Conta que terá sido ele a chamar a polícia. E também se conta que ele se quis justificar perante a História: "Chamei a polícia mas não lhes dei ordens para disparar a matar"...

Um episódio vergonho na nossa história comum... O PAIGC (que ainda não existia, era apenaso PAI) quis aproveitar-se, "à posteriori", deste episódio sangrento... E aproveiutou-se, mesmo sem ter nada a ver diretamente com esta hist+oria...É assim que se constroem os mitos...

De qualquer modo, temos que separar as águas: o António Carreira como investigador não pode ser ignorado, esquecido, ostracizado... Aprendi algo mais sobre os "tangomaus"... Há livros (e autores) que já não ver tempo nem pachorra para ler... Por isso, obrigado ao Beja Santos pela nota de leitura... Temos o dever de gratidão para quem nos presta um serviço... O Beja Santos lê por nós muitos livros e autores que já não teremos tempo nem pachorra ler... Se calhar eu devia ter lido o António Carreira antes de ir para a Guiné...

A. Murta disse...

Sobre a Rainha Ginga.

Há uns bons anos li dois livros sobre essa mulher excecional e fiquei fascinado. Já conhecia muitas referências a essa personalidade que sempre me atraiu mas, afinal, não sabia nada.

Os livros são:

Romance
GINGA Rainha de Angola /
de Manuel Ricardo Miranda

Oficina do Livro / 2ª edição: Outubro de 2008.

O outro livro:

A RAINHA GINGA / E de como os africanos inventaram o mundo /
de José Eduardo Agualusa

QUETZAL Editores / 1ª edição: Junho de 2014.

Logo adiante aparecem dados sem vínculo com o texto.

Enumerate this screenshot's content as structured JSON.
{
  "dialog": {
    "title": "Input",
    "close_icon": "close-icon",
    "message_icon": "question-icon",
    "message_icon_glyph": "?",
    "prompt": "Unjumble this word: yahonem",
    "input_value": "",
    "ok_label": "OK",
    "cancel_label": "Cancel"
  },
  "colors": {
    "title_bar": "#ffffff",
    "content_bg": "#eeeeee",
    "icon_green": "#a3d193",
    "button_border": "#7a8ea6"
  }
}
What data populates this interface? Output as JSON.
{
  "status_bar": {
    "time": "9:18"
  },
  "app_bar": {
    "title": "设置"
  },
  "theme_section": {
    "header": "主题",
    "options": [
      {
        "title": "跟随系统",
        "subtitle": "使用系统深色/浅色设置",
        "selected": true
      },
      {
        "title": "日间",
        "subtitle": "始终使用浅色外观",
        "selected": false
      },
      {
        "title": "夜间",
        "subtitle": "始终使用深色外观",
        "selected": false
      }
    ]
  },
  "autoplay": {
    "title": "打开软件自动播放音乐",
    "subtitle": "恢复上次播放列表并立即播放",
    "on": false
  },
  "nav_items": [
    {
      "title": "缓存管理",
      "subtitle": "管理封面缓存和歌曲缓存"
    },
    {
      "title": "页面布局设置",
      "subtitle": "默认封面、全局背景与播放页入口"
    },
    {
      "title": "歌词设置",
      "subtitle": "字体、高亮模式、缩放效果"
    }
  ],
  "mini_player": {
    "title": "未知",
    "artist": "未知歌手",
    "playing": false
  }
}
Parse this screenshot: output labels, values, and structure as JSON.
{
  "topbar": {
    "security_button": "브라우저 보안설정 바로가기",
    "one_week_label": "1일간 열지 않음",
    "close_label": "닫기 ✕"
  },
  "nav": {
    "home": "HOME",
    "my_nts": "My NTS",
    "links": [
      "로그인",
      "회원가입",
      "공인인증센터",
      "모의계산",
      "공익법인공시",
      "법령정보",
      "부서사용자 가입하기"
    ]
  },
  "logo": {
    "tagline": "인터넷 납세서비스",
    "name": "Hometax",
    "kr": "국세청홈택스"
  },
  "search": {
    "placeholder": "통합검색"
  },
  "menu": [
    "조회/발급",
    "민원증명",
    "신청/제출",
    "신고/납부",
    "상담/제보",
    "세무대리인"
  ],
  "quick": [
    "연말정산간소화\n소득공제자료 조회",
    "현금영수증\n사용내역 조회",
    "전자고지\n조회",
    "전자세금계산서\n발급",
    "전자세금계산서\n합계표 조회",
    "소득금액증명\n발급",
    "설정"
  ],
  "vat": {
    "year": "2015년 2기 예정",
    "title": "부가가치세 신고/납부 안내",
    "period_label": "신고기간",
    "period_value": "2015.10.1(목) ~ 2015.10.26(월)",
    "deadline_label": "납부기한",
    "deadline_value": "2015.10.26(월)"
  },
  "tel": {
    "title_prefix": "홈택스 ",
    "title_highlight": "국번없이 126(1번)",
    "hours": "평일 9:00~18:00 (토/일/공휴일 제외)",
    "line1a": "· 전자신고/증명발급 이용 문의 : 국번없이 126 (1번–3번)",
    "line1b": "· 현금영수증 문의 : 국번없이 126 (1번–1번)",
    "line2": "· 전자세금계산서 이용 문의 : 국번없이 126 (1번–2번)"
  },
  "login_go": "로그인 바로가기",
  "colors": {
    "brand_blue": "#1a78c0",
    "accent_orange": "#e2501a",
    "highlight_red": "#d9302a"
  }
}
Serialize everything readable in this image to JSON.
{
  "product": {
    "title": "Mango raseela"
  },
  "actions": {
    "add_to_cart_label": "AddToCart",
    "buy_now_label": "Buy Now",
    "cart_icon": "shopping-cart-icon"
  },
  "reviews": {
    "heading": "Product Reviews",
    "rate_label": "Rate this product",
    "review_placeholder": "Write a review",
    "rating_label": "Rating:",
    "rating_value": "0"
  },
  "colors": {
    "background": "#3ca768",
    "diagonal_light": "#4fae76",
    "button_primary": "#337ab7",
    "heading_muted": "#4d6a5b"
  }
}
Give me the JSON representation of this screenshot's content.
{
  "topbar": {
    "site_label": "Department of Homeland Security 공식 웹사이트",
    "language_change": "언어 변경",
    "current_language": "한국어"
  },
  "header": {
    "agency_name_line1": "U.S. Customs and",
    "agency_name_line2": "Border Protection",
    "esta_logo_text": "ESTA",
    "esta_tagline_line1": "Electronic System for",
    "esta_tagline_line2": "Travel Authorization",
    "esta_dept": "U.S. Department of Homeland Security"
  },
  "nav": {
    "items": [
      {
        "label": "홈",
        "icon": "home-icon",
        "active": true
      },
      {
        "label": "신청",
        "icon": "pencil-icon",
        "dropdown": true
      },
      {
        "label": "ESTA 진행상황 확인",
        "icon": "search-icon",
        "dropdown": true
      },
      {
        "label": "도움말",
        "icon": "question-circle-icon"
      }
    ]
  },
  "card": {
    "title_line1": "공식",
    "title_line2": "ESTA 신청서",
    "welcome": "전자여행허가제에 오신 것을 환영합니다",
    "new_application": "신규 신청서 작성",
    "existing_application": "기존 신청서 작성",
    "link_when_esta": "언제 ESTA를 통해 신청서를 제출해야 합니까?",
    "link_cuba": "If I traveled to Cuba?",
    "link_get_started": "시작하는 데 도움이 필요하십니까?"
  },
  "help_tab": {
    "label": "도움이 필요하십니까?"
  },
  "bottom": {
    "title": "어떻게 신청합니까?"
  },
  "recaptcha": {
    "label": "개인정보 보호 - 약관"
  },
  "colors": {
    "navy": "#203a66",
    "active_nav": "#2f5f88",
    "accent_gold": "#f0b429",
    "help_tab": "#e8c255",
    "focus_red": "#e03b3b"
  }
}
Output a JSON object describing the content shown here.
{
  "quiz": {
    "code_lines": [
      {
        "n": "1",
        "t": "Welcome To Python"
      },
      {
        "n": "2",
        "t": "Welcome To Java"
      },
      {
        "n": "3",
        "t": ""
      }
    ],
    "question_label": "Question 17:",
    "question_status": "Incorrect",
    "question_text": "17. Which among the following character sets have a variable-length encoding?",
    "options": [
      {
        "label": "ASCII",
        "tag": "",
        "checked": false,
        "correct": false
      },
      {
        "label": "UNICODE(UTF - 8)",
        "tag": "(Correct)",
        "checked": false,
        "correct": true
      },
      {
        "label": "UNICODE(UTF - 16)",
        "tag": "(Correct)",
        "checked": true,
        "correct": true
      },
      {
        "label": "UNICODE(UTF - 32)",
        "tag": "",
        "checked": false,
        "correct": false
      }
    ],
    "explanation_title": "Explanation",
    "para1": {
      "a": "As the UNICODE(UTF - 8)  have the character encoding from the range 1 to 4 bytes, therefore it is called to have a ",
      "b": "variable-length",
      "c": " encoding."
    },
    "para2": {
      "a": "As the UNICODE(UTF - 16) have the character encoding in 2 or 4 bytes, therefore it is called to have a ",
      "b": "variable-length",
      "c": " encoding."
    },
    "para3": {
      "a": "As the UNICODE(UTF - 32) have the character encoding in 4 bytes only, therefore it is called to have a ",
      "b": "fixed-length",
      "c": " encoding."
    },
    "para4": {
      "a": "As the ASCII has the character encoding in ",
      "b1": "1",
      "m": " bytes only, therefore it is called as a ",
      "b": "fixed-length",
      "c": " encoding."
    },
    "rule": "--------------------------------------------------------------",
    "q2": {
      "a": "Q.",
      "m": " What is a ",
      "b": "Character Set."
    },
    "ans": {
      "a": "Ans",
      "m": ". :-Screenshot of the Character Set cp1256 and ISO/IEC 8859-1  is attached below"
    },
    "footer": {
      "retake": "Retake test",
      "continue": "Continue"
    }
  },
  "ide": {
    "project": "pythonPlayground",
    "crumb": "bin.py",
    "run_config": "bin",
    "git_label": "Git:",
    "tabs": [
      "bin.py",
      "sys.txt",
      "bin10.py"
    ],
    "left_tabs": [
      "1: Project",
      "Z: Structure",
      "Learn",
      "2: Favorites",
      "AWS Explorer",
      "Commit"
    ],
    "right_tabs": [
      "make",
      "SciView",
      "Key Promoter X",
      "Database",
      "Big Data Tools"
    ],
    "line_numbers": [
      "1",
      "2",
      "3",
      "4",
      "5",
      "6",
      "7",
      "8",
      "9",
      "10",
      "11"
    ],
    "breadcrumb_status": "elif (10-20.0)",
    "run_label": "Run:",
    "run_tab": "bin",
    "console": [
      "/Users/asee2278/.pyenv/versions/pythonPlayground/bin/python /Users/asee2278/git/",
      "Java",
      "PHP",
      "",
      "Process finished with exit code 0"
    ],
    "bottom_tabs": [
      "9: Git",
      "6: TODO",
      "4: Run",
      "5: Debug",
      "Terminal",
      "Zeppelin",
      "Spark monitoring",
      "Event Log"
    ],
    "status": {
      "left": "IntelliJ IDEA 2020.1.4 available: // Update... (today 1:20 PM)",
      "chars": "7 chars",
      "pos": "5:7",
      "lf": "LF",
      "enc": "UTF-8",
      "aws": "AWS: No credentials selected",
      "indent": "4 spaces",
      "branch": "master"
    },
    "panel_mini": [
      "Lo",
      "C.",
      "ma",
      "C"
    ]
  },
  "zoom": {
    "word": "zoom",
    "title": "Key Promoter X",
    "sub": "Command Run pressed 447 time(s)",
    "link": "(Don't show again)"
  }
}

Se puderem ler, verão como há mulheres de uma fibra incomum.

António Murta.

Joaquim Luis Fernandes disse...

Pois é, Luís Graça, pensando bem, compreende-se que Amílcar Cabral citasse e respeitasse António Carreira. Afinal, ambos estiveram na continuidade dos "lançados", dos "tangomaus". Foram dos "tangomaus" dos tempos modernos, do século XX, cada qual à sua maneira mas com objetivos semelhantes ou complementares. Só que, os tempos eram outros e tudo saiu ao contrário a quem os "lançou".

Já nós, também fomos enviados (levados) para a Guiné, mas para apanhar com a bosta. que estes e outros "tangomaus" produziram.
Mas nem tudo foi mau. Pelo menos no meu caso.

O agradecimento ao camarada Beja Santos que tanto tem feito pela nossa compreensão da Guiné que nos coube em sorte ou azar.